Он не стал бороться со мной. Он просто смял моё сопротивление своей массой. Его руки, огромные и надежные, обхватили меня, прижимая к его груди. Он пах не цитрусом и бензином. Он пах сосновой смолой, горьким табаком и живым, человеческим теплом.
Я замерла, уткнувшись носом в его шею. Под моей щекой билась крупная жила. Ритм был быстрым, но ровным. Это был ритм жизни.
Захар поднял меня на руки. Я была для него легкой, как охапка хвороста. Он не понес меня обратно на мой топчан — тот стоял слишком близко к окну, где бесчинствовала гроза. Он шагнул к своей кровати у печи.
Там было жарко. Печь отдавала последнее тепло, и воздух пах сухим кирпичом и хлебом. Захар сел, не выпуская меня из рук, и привалился спиной к стене. Он накрыл нас обоих своим тяжелым одеялом из овчины.
Я продолжала дрожать. Мелкая, противная дрожь сотрясала всё тело. Мои пальцы судорожно вцепились в его рубаху на груди, я прятала лицо в складках ткани, боясь новой вспышки.
— Всё, — шептал он, и его голос вибрировал в его грудной клетке, успокаивая меня лучше любых лекарств. — Это просто гром. Это просто небо лопается от холода. Ты в безопасности. Я здесь.
Он начал медленно раскачиваться, баюкая меня, как ребенка. Его рука, широкая, с загрубевшей кожей, мерно гладила меня по волосам. Раз. Два. Раз. Два.
Постепенно паника начала отступать. Гроза за окном всё еще бесновалась, но теперь она казалась чем-то далеким, не имеющим к нам отношения. Мы были в капсуле. В крошечном пузыре тепла посреди ледяного океана.
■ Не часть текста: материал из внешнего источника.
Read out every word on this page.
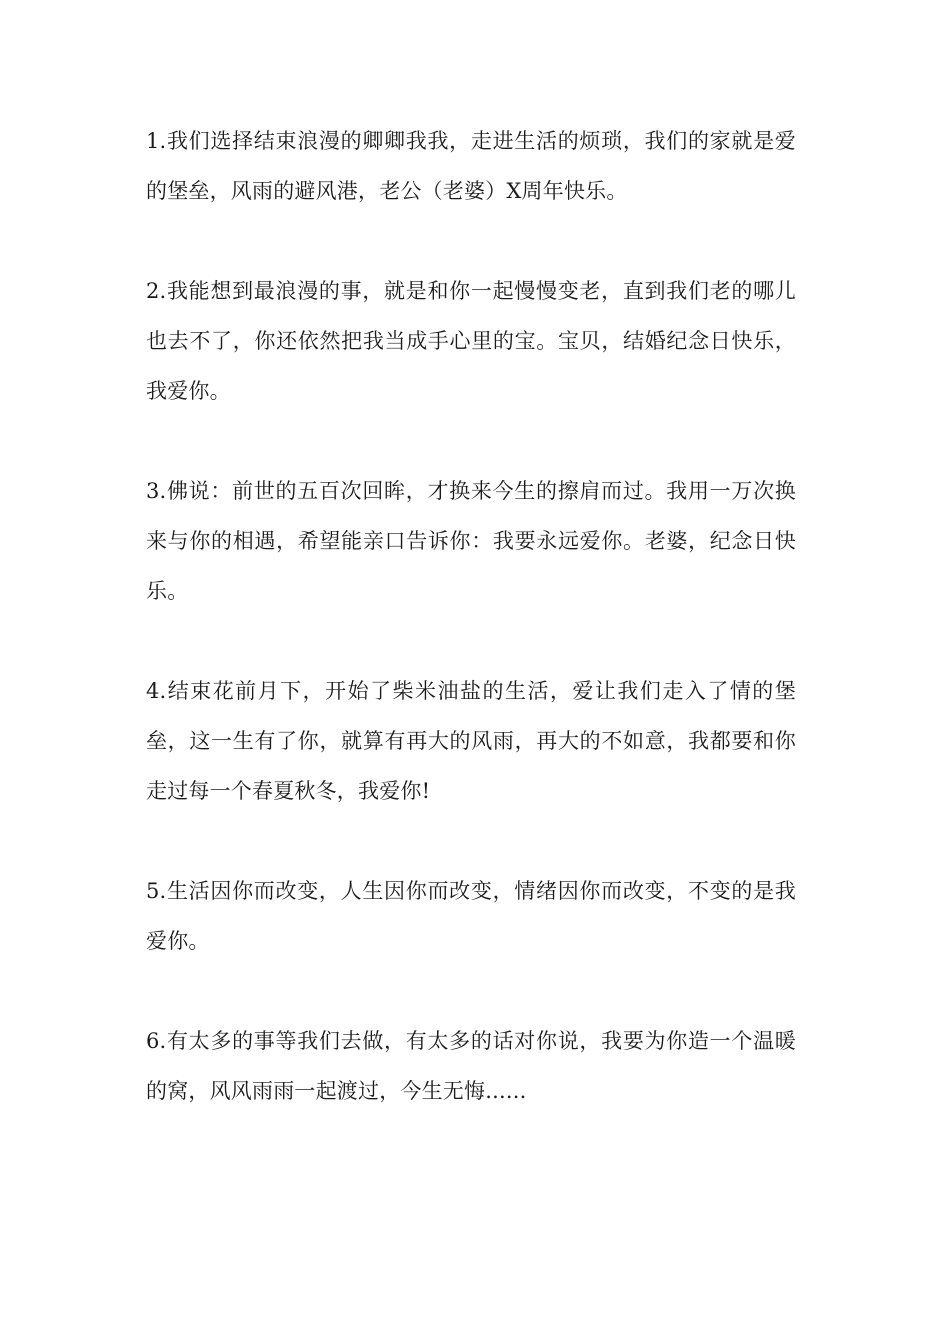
1.我们选择结束浪漫的卿卿我我，走进生活的烦琐，我们的家就是爱的堡垒，风雨的避风港，老公（老婆）X周年快乐。

2.我能想到最浪漫的事，就是和你一起慢慢变老，直到我们老的哪儿也去不了，你还依然把我当成手心里的宝。宝贝，结婚纪念日快乐，我爱你。

3.佛说：前世的五百次回眸，才换来今生的擦肩而过。我用一万次换来与你的相遇，希望能亲口告诉你：我要永远爱你。老婆，纪念日快乐。

4.结束花前月下，开始了柴米油盐的生活，爱让我们走入了情的堡垒，这一生有了你，就算有再大的风雨，再大的不如意，我都要和你走过每一个春夏秋冬，我爱你!

5.生活因你而改变，人生因你而改变，情绪因你而改变，不变的是我爱你。

6.有太多的事等我们去做，有太多的话对你说，我要为你造一个温暖的窝，风风雨雨一起渡过，今生无悔......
Я слышала его сердце. Глухие, мощные удары. Они вытесняли из моей головы звук того хрустального стакана Игоря, звук ударов и криков. Захар был моим заземлением. Моим громоотводом.
Я впервые почувствовала, насколько он огромен. Его тело было для меня целым миром. Горячим, надежным миром, где нет места предательству. В этом не было секса, не было той грязи, о которой я иногда читала в книгах. Это было чистое, концентрированное выживание вдвоем.